Maria Carolina Santos / 15/03/2022

Crédito: Arnaldo Sete/MZ Conteúdo

O Núcleo de Populações em Situações de Vulnerabilidade e Saúde Mental na Atenção Básica (Nupop) da Fundação Oswaldo Cruz (Fiocruz) foi criado em 2017 para pesquisar e atuar nas políticas públicas da população de rua no Brasil. Nesta pandemia da covid-19, lançaram duas publicações sobre saúde mental e atenção psicossocial desta população. Uma das coordenadoras do Nupop, a pesquisadora Fabiana Damásio conversou com a Marco Zero sobre os desafios em atender a população de rua no Brasil.

Marco Zero Conteúdo – Não há uma pesquisa nacional, atualizada, sobre população de rua na pandemia. Algumas prefeituras fazem suas próprias pesquisas ou usam do Cadastro Único ou estimativas do Ipea. Como você vê essa questão da falta de dados?

Fabiana Damásio – Essa é uma questão muito importante, de saber quantos são os moradores de rua. Segundo uma estimativa do Instituto de Pesquisa Econômica Aplicada (IPEA), realizada no início de 2020, havia aproximadamente 220 mil pessoas em situação de rua. O último censo realizado sobre essa população foi em 2009, falando em nível nacional. Depois disso, o que temos são estimativas. Uma outra informação também importante é que cada estado acaba realizando uma pesquisa, mas apenas em determinados momentos. Não existe uma pesquisa periódica. Por exemplo, agora a última pesquisa que saiu foi realizada pela prefeitura de São Paulo, que fica no estado que concentra o maior número de população em situação de rua, cerca de 25% do Brasil. E indica que houve um aumento de 31% durante a pandemia. Esse é o registro mais recente que nós temos, de janeiro. Hoje ,não há um censo da população em situação de rua para sabermos qual é o tamanho desse universo e quais as ações necessárias. O que temos observado nos estados é que com a pandemia esses números cresceram. Mas não dá para dizer que esse aumento de 31% se reflete no país todo, porque a realidade dos estados são bem diferentes.

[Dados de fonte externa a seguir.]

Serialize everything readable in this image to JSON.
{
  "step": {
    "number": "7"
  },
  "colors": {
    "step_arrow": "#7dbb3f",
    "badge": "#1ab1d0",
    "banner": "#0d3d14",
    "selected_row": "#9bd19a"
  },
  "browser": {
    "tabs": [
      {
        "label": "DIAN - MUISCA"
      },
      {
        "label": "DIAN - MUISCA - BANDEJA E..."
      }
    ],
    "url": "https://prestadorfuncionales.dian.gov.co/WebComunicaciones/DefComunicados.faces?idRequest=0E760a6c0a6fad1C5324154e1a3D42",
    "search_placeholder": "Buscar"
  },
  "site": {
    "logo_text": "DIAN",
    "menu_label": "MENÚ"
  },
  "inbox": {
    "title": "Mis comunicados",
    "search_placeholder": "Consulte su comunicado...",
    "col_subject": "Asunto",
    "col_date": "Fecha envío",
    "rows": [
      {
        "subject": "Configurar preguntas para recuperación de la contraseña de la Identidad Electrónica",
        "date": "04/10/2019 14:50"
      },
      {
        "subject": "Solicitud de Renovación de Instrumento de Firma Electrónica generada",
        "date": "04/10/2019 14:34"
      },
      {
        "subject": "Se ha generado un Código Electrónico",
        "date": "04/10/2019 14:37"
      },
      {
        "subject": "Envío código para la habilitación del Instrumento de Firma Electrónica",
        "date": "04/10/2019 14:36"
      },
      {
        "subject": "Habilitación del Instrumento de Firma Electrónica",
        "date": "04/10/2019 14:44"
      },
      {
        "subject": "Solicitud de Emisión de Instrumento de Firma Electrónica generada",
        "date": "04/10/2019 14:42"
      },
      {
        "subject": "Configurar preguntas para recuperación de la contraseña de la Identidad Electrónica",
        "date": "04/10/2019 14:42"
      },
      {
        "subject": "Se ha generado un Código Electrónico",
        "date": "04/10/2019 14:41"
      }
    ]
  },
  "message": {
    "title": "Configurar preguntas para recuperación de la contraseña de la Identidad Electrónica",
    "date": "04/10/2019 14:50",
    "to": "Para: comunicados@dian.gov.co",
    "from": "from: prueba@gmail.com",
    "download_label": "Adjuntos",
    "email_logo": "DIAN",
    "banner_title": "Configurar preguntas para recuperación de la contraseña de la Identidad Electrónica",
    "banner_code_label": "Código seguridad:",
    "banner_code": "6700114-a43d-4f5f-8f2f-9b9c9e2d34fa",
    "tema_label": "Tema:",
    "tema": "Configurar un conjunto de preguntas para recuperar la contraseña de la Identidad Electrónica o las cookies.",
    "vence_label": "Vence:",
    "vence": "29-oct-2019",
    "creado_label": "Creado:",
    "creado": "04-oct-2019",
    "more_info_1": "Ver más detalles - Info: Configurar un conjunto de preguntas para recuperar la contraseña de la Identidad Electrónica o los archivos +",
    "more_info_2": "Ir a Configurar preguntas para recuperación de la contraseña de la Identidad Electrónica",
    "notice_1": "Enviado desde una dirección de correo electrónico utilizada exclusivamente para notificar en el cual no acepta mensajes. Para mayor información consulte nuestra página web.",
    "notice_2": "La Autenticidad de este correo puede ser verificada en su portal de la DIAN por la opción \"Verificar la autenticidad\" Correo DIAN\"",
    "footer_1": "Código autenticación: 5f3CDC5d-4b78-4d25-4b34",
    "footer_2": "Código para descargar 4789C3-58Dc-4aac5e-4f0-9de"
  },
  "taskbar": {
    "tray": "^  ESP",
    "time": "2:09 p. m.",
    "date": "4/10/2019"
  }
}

Existe um perfil da população de rua? E esse perfil mudou com a pandemia?

Os motivos pelos quais as pessoas se encontram em situação de rua passam por questões de trabalho, de fragilidade dos laços familiares, da ausência de moradia. Além das próprias mudanças de contexto do país, das situações econômicas, que repercutem socialmente. Fatores que também podem ser rompimentos de vínculos familiares ou o próprio uso de álcool e drogas. Como pode existir uma situação como a que vivemos agora na pandemia, que trouxe consequências que acabaram por gerar um aumento da população em situação de rua. Foram realizados levantamentos que apontaram um aumento do número de famílias em situação de rua. Estima-se que houve um aumento aproximado de 30% das famílias em situação de rua. Isso se reflete muito em função da própria consequência da pandemia no mundo do trabalho. Muitas vezes a família não consegue sustentar o pagamento das suas contas na sua integralidade. Famílias que migraram para as cidades em busca do auxílio emergencial, em busca de algum benefício, mas também em busca da sobrevivência.

Encontramos muitas mulheres, com mais de 50 anos, que não conseguiram auxílio ou que estão atrás de alguma aposentadoria. Esse é um perfil comum de mulheres em situação de rua?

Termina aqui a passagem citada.